Floyd Finger (yes, that was his real name) slouched beside me in front of the big mirror in the boy’s lavatory of the junior high school, slicking back his greasy blonde locks in the ducktail haircut popular with the cool guys. Straight back over each ear culminating in the perfect ducktail in back, before making the sweeping curve from the temples up to the crown and down to his forehead where the ends dangled just above his eyebrows, it was a magnificent sight to behold. At least he thought so. Floyd was dressed in the requisite white T shirt with sleeves rolled up to hold the pack of cigarettes that would reside on his shoulder after school, tight jeans, and pointy “hood” boots.
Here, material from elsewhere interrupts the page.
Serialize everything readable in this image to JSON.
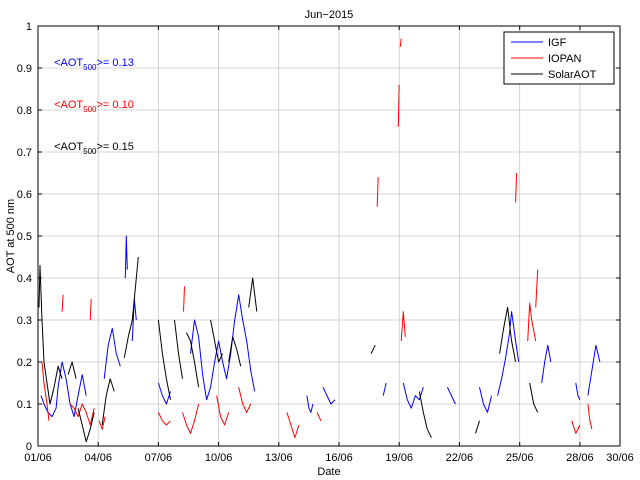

His eyes glued to the mirror, they locked on mine as with a barely disguised sneer he spit out his words like carefully wrought daggers. “You don’t have no hair.” Back then, it was, and wasn’t true. I had just as much of that stuff on the top of my head as did he, but we both knew he wasn’t talking about literal hair; he spoke of the “cool factor,” that rebellious, living on the edge attitude that characterized him and his crowd. It was a crowd to which I clearly did not belong. There was no getting around it; I wasn’t cool. Not even close.

I slunk out of the boy’s room and trudged to my next class. After school, while he was lounging on the street corner puffing away at his cigarette, laughing with his friends and ogling the girls walking by, I was dragging my saxophone home to practice before attacking homework and probably heading for some church youth function later in the evening. I definitely did not have any hair.


Fifty years later, the hair and my head have long since parted ways, and I have no idea where Floyd Finger is today. But one thing has definitely changed. Today, there is no doubt in my mind;  I have hair in my heart.